Summary: A large multimodal brain imaging study indicates that insomnia, depression, and anxiety—conditions that frequently co-occur—share overlapping brain abnormalities. Researchers report reduced cortical surface area, smaller thalamic volumes, and weaker functional connectivity across all three symptom profiles, while also identifying disorder-specific neural signatures. Mapped together, these findings point to a common amygdala–hippocampus–medial prefrontal cortex circuit that may underlie vulnerability to these conditions, offering possible explanations for why treatments targeting one condition sometimes benefit the others.
Insomnia, depression, and anxiety are among the most common mental health disorders worldwide. They often occur together, respond partially to current treatments, and frequently recur, highlighting the need for new targets for therapeutic development. To explore whether shared brain mechanisms might explain their overlap, researchers from Vrije Universiteit Amsterdam examined brain imaging data from tens of thousands of participants in the UK Biobank.
Key findings
- Shared structural changes: Across the disorders, more severe symptoms were associated with a smaller total cortical surface area and reduced thalamic volumes.
- Shared connectivity changes: All three conditions showed weaker functional connectivity between brain regions, suggesting disrupted communication across large-scale networks.
- Disorder-specific signatures: Insomnia severity related more strongly to reduced volumes in reward-related subcortical regions. Depression severity was linked to thinner cortex in regions involved in language, emotion and reward. Anxiety severity correlated with reduced amygdala reactivity and weaker connectivity in regions enriched for dopamine, glutamate and histamine signaling.
- Convergent circuit: When the distinct regional effects were mapped together, they converged on an amygdala–hippocampus–medial prefrontal cortex circuit, implying that these disorders may represent different facets of vulnerability within a common neural network.
Study approach and interpretation
The investigators combined multiple MRI modalities to evaluate brain structure and functional connectivity in a large population sample. By comparing associations between symptom severity and brain measures for insomnia, depression and anxiety within the same dataset, the study separated transdiagnostic commonalities from disorder-specific effects. The consistent associations—smaller cortical surface area, decreased thalamic volume and weaker connectivity—suggest shared neural substrates that could help explain why these conditions frequently co-occur and why interventions affecting one condition sometimes influence the others.
At the same time, disorder-specific patterns point to distinct biological processes. For insomnia, links with reward-related subcortical shrinkage may reflect altered motivational or arousal systems. Depressive symptoms were most strongly related to cortical thinning in networks tied to language and emotion processing. Anxiety showed a distinct profile with blunted amygdala responsiveness and impaired connectivity in regions where key neurotransmitters modulate communication, consistent with altered threat processing and neurochemical signaling.

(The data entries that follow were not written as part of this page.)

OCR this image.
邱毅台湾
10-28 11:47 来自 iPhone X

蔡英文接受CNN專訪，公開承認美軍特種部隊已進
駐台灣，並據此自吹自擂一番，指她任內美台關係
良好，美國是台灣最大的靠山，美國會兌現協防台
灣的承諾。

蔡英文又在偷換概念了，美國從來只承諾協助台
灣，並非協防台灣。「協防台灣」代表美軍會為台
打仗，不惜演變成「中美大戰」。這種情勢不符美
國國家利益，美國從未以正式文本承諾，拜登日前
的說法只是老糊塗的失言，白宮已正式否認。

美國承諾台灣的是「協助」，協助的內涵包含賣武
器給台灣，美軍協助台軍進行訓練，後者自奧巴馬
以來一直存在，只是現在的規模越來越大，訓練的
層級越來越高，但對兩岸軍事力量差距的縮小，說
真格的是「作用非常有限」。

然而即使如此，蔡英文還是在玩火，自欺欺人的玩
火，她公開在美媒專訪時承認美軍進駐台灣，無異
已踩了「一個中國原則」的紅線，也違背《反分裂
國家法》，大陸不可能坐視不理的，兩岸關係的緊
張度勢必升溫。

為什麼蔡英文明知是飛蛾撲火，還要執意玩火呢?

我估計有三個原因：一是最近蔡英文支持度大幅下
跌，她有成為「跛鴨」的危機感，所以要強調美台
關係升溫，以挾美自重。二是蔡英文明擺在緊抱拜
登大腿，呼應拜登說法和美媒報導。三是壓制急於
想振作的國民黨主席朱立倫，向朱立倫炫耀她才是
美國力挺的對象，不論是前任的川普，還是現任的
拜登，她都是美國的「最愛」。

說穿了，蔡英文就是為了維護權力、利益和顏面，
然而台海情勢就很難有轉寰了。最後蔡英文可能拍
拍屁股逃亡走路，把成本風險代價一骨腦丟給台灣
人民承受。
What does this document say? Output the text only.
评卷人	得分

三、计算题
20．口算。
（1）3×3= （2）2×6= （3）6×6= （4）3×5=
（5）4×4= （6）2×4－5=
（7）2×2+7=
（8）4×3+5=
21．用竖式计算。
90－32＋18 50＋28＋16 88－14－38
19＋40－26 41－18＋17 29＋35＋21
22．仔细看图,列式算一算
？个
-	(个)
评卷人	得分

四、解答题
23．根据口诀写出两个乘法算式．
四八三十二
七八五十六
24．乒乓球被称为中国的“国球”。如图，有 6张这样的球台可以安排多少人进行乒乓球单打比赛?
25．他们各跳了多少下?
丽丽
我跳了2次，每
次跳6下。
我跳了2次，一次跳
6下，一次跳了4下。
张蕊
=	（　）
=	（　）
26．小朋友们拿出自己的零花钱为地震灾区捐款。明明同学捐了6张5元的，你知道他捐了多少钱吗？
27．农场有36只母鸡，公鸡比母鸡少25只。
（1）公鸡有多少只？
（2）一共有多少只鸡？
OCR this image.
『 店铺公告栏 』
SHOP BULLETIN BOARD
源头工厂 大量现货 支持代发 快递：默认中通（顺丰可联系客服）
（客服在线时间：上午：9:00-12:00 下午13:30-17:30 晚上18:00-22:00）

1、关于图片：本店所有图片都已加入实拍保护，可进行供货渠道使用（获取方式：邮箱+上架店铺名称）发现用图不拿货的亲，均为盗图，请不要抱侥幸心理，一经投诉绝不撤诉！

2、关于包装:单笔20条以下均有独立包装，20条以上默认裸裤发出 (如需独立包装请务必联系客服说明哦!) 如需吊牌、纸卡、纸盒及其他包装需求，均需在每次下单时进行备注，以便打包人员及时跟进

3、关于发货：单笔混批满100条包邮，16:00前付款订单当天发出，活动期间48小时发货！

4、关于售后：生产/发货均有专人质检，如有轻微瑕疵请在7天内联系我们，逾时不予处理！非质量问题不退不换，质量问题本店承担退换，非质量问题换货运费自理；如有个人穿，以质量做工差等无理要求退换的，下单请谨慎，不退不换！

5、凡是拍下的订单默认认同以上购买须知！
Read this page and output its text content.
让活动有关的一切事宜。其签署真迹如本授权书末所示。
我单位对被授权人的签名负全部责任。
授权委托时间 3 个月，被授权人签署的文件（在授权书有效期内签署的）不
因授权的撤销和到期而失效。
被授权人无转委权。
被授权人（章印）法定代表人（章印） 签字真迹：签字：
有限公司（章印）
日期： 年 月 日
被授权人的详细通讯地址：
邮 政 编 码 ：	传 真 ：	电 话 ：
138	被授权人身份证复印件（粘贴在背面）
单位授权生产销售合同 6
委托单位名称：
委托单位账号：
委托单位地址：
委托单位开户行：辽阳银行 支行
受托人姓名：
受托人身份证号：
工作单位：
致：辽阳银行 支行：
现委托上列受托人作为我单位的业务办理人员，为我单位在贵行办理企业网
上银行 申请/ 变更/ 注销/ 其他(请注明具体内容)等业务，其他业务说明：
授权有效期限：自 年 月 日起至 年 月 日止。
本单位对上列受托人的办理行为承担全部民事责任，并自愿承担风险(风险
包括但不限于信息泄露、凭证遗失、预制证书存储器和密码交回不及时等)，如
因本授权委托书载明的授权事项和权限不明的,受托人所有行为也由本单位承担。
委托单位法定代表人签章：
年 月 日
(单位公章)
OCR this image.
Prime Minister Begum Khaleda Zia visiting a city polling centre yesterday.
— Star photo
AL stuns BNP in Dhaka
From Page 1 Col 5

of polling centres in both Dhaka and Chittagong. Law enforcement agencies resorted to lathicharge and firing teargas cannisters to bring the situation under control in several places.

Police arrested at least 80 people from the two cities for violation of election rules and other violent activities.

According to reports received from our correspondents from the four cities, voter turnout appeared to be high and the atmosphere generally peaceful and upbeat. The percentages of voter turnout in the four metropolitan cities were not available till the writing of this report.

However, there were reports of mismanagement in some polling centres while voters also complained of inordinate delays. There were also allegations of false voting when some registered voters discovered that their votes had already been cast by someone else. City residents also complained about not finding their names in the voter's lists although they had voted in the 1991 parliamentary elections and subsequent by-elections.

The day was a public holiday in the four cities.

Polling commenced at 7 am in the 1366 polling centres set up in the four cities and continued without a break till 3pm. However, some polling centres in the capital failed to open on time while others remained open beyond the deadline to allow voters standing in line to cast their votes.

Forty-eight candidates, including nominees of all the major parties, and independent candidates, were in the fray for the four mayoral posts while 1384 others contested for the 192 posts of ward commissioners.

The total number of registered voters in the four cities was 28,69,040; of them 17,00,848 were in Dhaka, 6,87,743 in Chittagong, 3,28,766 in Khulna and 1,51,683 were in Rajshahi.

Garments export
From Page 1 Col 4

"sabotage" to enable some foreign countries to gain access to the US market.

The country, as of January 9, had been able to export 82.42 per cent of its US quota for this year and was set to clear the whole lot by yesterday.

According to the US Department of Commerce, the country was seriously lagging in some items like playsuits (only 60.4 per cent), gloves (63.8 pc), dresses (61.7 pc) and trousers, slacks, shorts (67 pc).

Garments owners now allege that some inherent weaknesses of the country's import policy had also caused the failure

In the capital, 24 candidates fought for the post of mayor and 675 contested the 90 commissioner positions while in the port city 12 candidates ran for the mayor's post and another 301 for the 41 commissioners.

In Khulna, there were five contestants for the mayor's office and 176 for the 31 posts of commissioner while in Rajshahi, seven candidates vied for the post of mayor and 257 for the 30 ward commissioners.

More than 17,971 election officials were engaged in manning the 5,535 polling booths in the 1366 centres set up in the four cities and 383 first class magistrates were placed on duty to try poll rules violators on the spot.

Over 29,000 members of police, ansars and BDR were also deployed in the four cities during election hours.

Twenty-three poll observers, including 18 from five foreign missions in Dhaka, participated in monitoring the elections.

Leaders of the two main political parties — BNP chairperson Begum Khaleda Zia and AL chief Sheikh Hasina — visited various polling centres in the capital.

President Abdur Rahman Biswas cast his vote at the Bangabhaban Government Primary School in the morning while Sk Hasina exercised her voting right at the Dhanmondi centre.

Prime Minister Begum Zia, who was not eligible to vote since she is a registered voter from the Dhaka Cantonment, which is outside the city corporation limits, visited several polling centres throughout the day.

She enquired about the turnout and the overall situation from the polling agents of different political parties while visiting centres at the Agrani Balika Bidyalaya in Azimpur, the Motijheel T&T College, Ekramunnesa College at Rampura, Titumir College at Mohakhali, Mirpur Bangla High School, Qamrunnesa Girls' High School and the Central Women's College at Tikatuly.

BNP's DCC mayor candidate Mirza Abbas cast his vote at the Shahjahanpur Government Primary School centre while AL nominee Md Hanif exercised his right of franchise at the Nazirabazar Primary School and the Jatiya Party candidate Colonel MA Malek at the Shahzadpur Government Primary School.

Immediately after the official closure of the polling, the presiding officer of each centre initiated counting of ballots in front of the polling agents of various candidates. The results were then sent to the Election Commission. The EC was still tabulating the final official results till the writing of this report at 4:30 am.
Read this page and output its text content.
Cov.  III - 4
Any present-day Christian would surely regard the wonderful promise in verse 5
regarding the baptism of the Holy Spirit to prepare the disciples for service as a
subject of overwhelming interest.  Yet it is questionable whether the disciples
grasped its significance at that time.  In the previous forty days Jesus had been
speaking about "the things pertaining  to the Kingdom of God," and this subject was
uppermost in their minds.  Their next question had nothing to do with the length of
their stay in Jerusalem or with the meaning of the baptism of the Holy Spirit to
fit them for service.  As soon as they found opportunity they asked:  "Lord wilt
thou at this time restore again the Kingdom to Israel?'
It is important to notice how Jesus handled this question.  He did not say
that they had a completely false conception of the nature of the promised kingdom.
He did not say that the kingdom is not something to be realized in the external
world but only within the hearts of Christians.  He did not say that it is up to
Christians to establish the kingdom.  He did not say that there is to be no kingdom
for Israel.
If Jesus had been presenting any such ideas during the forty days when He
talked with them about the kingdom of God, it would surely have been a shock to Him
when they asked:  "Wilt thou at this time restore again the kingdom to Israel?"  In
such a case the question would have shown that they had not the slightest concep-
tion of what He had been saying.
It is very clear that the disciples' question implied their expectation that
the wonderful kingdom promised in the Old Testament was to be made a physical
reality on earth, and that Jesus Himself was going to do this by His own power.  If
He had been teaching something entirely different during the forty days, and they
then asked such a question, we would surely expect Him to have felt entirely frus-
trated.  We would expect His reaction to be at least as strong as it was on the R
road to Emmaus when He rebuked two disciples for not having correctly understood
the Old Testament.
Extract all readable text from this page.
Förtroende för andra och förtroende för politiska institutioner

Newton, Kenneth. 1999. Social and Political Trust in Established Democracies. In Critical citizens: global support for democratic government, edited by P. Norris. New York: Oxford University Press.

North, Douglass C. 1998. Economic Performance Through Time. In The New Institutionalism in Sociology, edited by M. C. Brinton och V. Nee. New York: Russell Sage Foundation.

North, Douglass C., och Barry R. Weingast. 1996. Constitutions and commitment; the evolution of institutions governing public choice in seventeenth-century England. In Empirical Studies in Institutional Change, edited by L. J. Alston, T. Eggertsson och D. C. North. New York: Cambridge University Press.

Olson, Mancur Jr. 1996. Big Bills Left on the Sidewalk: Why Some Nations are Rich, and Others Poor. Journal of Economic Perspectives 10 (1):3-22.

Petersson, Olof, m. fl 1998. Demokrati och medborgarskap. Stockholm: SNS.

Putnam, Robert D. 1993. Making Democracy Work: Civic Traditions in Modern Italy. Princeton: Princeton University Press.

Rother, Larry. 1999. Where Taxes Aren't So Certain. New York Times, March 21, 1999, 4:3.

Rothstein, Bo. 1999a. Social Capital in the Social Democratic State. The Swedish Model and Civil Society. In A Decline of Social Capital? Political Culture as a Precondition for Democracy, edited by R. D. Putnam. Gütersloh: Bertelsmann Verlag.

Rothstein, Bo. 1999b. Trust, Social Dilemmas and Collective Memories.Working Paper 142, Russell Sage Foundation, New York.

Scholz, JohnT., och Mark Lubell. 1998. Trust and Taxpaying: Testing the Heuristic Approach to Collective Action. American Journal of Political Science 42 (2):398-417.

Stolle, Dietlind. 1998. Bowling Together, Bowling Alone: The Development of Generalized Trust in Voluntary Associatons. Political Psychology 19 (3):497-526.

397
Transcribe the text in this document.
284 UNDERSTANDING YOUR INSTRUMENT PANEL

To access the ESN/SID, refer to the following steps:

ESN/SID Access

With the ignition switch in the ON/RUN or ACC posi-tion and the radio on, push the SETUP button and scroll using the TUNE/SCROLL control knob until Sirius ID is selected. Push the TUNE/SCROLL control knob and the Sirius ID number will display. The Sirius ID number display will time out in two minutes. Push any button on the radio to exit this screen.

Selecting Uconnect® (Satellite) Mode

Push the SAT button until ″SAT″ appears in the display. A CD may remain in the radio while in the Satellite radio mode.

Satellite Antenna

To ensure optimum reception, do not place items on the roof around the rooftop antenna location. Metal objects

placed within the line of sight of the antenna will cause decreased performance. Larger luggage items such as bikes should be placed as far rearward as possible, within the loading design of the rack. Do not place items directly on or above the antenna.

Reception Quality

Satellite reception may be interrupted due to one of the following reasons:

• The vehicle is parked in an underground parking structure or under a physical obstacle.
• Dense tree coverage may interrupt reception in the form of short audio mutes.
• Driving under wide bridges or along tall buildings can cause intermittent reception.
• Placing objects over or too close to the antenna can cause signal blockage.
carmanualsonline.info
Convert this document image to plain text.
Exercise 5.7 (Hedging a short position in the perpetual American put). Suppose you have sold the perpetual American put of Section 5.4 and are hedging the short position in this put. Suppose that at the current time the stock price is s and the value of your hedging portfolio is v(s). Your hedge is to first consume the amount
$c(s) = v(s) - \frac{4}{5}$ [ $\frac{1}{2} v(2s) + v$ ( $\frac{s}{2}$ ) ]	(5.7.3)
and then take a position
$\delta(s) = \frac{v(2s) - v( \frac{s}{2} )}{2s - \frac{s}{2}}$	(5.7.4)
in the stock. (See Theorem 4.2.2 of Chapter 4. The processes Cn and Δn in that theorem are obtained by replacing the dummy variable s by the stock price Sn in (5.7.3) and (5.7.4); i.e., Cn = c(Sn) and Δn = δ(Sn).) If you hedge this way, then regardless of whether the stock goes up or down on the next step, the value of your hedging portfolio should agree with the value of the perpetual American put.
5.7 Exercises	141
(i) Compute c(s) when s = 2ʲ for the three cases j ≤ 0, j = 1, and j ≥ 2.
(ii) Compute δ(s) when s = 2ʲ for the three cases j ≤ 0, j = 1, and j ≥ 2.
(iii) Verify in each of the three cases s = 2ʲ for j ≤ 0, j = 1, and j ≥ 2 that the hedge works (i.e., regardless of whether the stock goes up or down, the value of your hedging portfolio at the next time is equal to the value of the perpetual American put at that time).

Clinical and research implications
The overlap and divergence observed in this large-scale imaging study have several practical implications. First, identifying a shared circuit helps explain clinical comorbidity and cross-disorder treatment effects: for example, addressing sleep problems can sometimes relieve depressive symptoms. Second, the disorder-specific signatures offer candidate targets for tailored interventions and mechanistic studies. Finally, mapping both common and distinct brain features creates a framework for future longitudinal and interventional work to determine causal relationships and to guide precision treatments.
As the authors note, insomnia has often been overlooked in research that focuses on anxiety and depression, despite its high comorbidity. This study is among the first to analyze all three conditions simultaneously on a large scale, highlighting both shared vulnerabilities and unique neural contributions. Further research—particularly longitudinal studies and trials that manipulate sleep, mood, or anxiety symptoms—will be needed to test whether the observed brain differences predict onset, progression, or treatment response.
About this insomnia and mental health research news
Author: Eline Feenstra
Source: KNAW
Contact: Eline Feenstra – KNAW
Image: The image is credited to Neuroscience News
Original Research: Closed access.
“Multimodal brain imaging of insomnia, depression and anxiety symptoms indicates transdiagnostic commonalities and differences” by Elleke Tissink et al., Nature Mental Health
Abstract (summary)
Insomnia disorder, major depressive disorder and anxiety disorders are common and frequently co-occur, sharing genetic risk factors and suggesting possible shared brain mechanisms. Using multimodal magnetic resonance imaging, the study examined brain features associated with symptom severity across these conditions in a large UK Biobank sample. Smaller total cortical surface area, reduced thalamic volumes and weaker functional connectivity were consistently linked with greater symptom severity across all three disorders. Disorder-specific associations included smaller reward-related subcortical structures with insomnia severity, cortical thinning in language, reward and limbic regions with depressive severity, and weaker amygdala reactivity and connectivity in neurotransmitter-enriched regions with anxiety severity. Many of these symptom-specific effects fell within the amygdala–hippocampal–medial prefrontal circuit, underlining the interconnected nature of these conditions and suggesting new directions for research and therapeutic development.